Thursday, June 28, 2012

Review: Lego Batman 2 Exclusive Lex Luthor Minifig!

It may be a little while before time allows a full review of the freshly released Lego Batman 2 but I do have the exclusive Lex Luthor minifig in hand. He’s a bald, badass with a boner for busting the balls of Batman and a smooth-talking socialite with a surefire scheme for shooting the shit out of Superman. Is he worth procuring for your collection?

Join me after the jump and I will show you the merchandise...

First of all, that’s a pretty big bag for a single minifig, right? Did you see that thing? It could suffocate a pony. Which is why I disposed of it safely. Away from ponies.

Here, in Australia, Lex was available if you pre-ordered Lego Batman 2 from EB Games. Although he’s “free” you may end up paying a premium for him because EB is a little more expensive than other stores. Unless you can get them to price match and still honour your exclusive. You also get a code to unlock five villain characters in game, C-listers: Black Adam, Captain Cold, Gorilla Grodd, Black Manta and Bizarro.

Okay, back to Lex...

Design-wise, it doesn’t get more bland than a bald minifig. Poor Lex lives with the daily humiliation of having no nose, no ears, and a branded knob on the top. So faced with those limitations, Lex has to balance out his baldness by dressing like a pimp! And in that regard, Lex is king!

I really like the details on his chest - it’s a nice touch, especially considering that they’ll be covered up by his main outer armour here:

This is the same armour mold that we got with the space marine figure from Minifigs series seven. But pimped Lex shows just how customisable that armour actually is by having a green jewel/light on the back and a pair of rocket thrusters. Which is really great but I forgot to photograph it!

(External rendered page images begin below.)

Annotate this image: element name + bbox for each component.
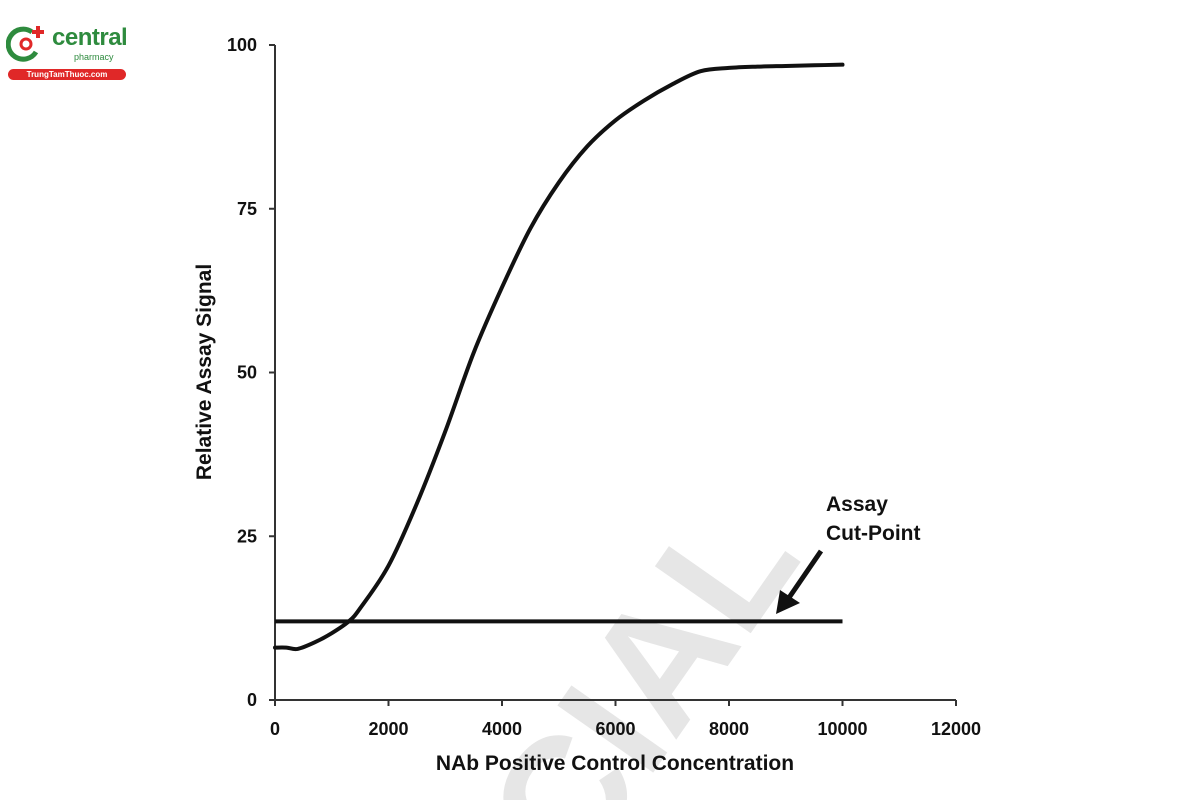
x-ticks: 0 2000 4000 6000 8000 10000 12000 (270, 700, 981, 739)
x-tick-label: 12000 (931, 719, 981, 739)
x-axis-title: NAb Positive Control Concentration (436, 752, 794, 775)
dose-response-curve (273, 62, 845, 652)
watermark: CIAL (451, 470, 834, 800)
annotation-line-1: Assay (826, 493, 888, 516)
x-tick-label: 4000 (482, 719, 522, 739)
svg-text:CIAL: CIAL (451, 470, 834, 800)
logo-subtitle: pharmacy (74, 52, 114, 62)
x-tick-label: 10000 (817, 719, 867, 739)
x-tick-label: 6000 (595, 719, 635, 739)
logo-brand: central (52, 24, 128, 51)
y-tick-label: 75 (237, 199, 257, 219)
y-axis-title: Relative Assay Signal (193, 264, 216, 480)
pharmacy-cross-icon (6, 26, 44, 62)
annotation-arrow-icon (776, 549, 824, 614)
x-tick-label: 2000 (368, 719, 408, 739)
x-tick-label: 0 (270, 719, 280, 739)
y-tick-label: 25 (237, 526, 257, 546)
logo-site-banner: TrungTamThuoc.com (8, 69, 126, 80)
y-ticks: 0 25 50 75 100 (227, 35, 275, 710)
y-tick-label: 0 (247, 690, 257, 710)
annotation-line-2: Cut-Point (826, 522, 920, 545)
y-tick-label: 100 (227, 35, 257, 55)
x-tick-label: 8000 (709, 719, 749, 739)
central-pharmacy-logo: central pharmacy TrungTamThuoc.com (6, 24, 128, 82)
y-tick-label: 50 (237, 363, 257, 383)
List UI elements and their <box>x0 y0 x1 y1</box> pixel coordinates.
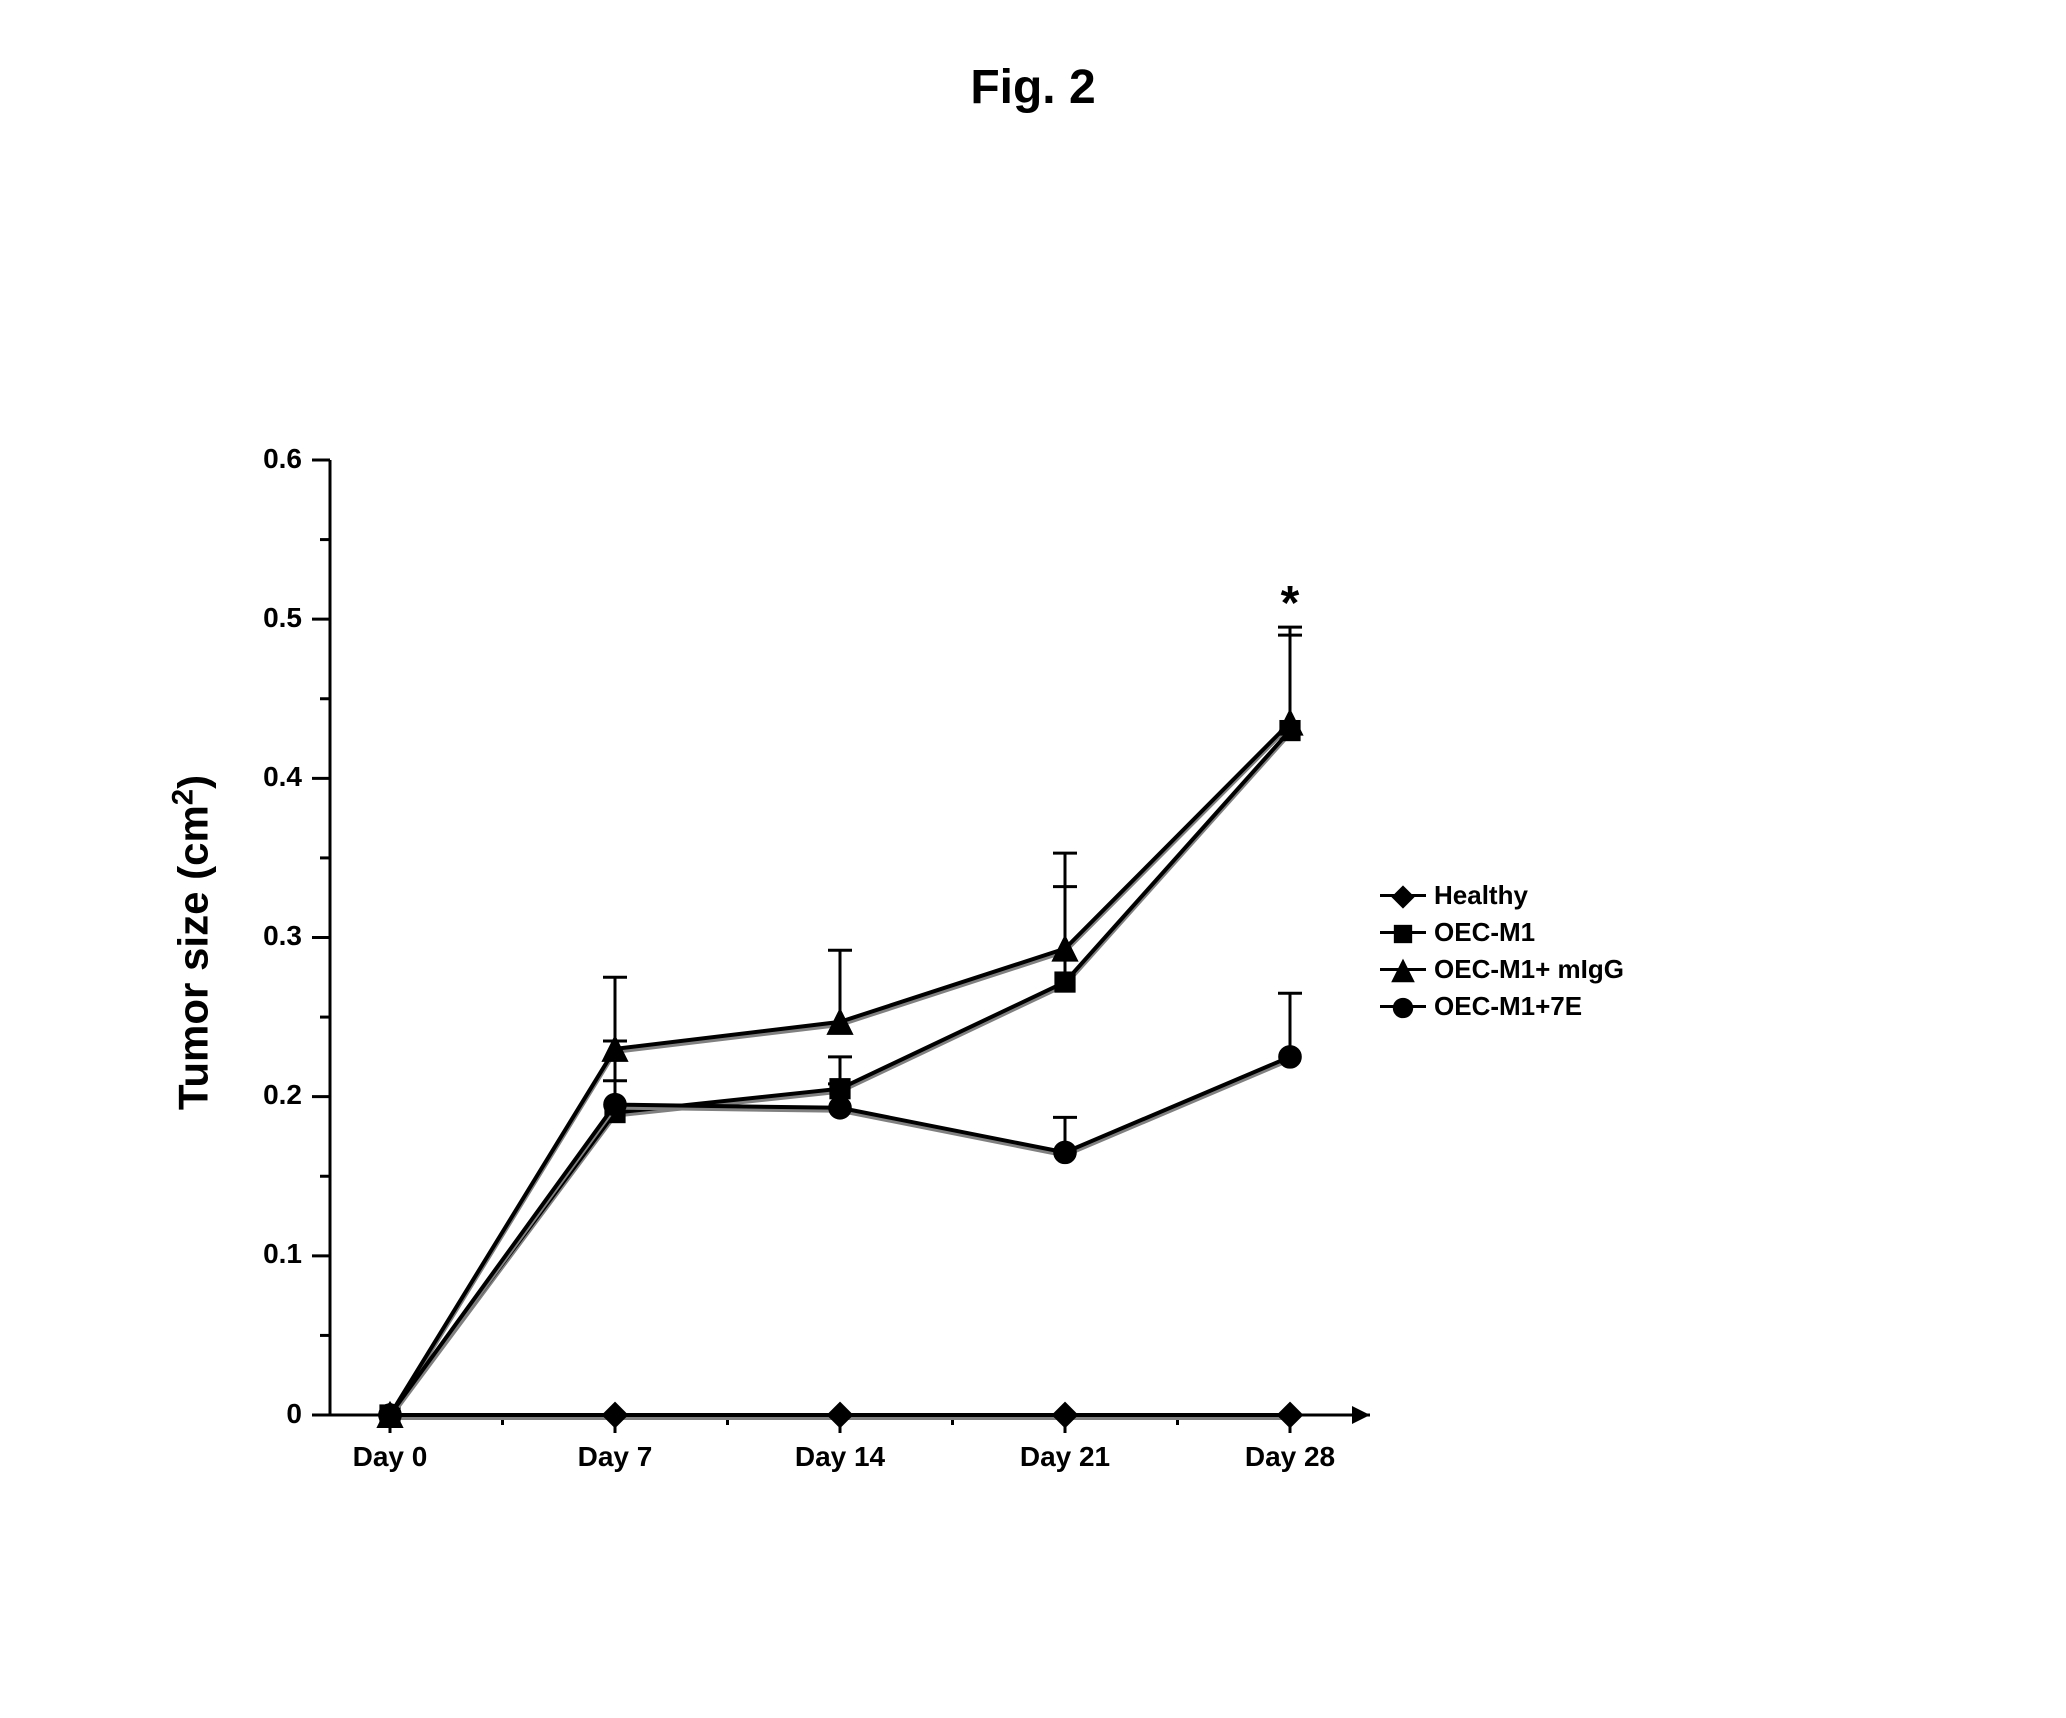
legend-item: OEC-M1 <box>1380 917 1624 948</box>
legend-label: OEC-M1 <box>1434 917 1535 948</box>
triangle-icon <box>1389 957 1417 985</box>
page: Fig. 2 * Tumor size (cm2) 00.10.20.30.40… <box>0 0 2066 1718</box>
legend-item: OEC-M1+7E <box>1380 991 1624 1022</box>
legend-label: Healthy <box>1434 880 1528 911</box>
y-tick-label: 0.4 <box>263 761 302 793</box>
chart-container: * Tumor size (cm2) 0 0.1 0.2 0.3 0.4 0.5 0.6 D… <box>0 0 2066 1718</box>
circle-icon <box>1389 994 1417 1022</box>
square-icon <box>1389 920 1417 948</box>
svg-text:*: * <box>1281 577 1300 630</box>
y-axis-title: Tumor size (cm2) <box>167 742 218 1142</box>
y-tick-label: 0.2 <box>263 1079 302 1111</box>
x-tick-label: Day 28 <box>1235 1441 1345 1473</box>
y-tick-label: 0.1 <box>263 1238 302 1270</box>
diamond-icon <box>1389 883 1417 911</box>
legend-item: Healthy <box>1380 880 1624 911</box>
x-tick-label: Day 14 <box>785 1441 895 1473</box>
y-tick-label: 0.3 <box>263 920 302 952</box>
legend-line <box>1380 931 1426 934</box>
legend-line <box>1380 968 1426 971</box>
y-tick-label: 0.6 <box>263 443 302 475</box>
y-tick-label: 0 <box>286 1398 302 1430</box>
legend-line <box>1380 1005 1426 1008</box>
legend-label: OEC-M1+7E <box>1434 991 1582 1022</box>
legend: Healthy OEC-M1 OEC-M1+ mIgG OEC-M1+7E <box>1380 880 1624 1022</box>
y-tick-label: 0.5 <box>263 602 302 634</box>
legend-item: OEC-M1+ mIgG <box>1380 954 1624 985</box>
x-tick-label: Day 0 <box>335 1441 445 1473</box>
legend-line <box>1380 894 1426 897</box>
legend-label: OEC-M1+ mIgG <box>1434 954 1624 985</box>
x-tick-label: Day 7 <box>560 1441 670 1473</box>
x-tick-label: Day 21 <box>1010 1441 1120 1473</box>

Of course, he’s not complete without his main accessory, the disruptor gun which appears to be 100% accurate to the model in the game. It has a green kryptonite crystal at the back of it to power it.

I’m kind of intrigued by the green disc on the front. I’m not sure I’ve seen that part before and I don’t know what else it can be used for, so if you’ve seen it in a set let me know, and I promise to imagine high-fiving you.

Also included are three black blocks, which were a mystery to me until I started playing the game.

You see (spoilers?) it seems that Lex wants Joker’s help to take down Superman, and much of this plan hinges on his kryptonite powered disruptor gun which can also destroy/move/disrupt unbreakable black Lego bricks. And who has a lot of “toys” made out of unbreakable black bricks? Batman! That’s who! That’s the answer to that question! So they may as well make him miserable as well.

It’s all a bit worrying to me. A skinhead villain who invents a gun that destroys black things? Not cool, Lego. Not cool. 

But still, it’s actually a very cool looking figure once you put it all together and I absolutely would recommend picking him up if you have the chance to when/if you get the game.

And some quick thoughts on the game itself? I’m only a couple of levels in and have just had my first glance of Superman, but it has a lot of promise - providing, of course, you’re a fan of Lego games in general. The opening stuff is quite standard fare, but the addition of voice acting adds a lot to the humour and story, and you soon begin to realise that the scale and scope of some of these levels is far grander than what we have seen in the past. But we’ve done the Batman thing before, what I’m really looking forward to now is playing other members of the Justice League and once I’ve had that experience I can give you a better idea of what I think.

But so far so good. And get yourself a Lex.


  1. 'Design-wise, it doesn’t get more bland than a bald minifig.'

    You might want to re-phrase that before I fly down there and kick your ass. ;)

    I think those codes will be DLC at some point, at least I hope so. One of the achievement depends on HAVING Gorilla Grodd.

  2. Oh and for the record, nothing gives you harder wood than flying through Gotham as Supes with the Superman theme playing. One can get LOST in that shit!

  3. where the heck can i get it i have been looking forever if someone knows where to get please tell me

  4. Super Man is the worst super hero ever.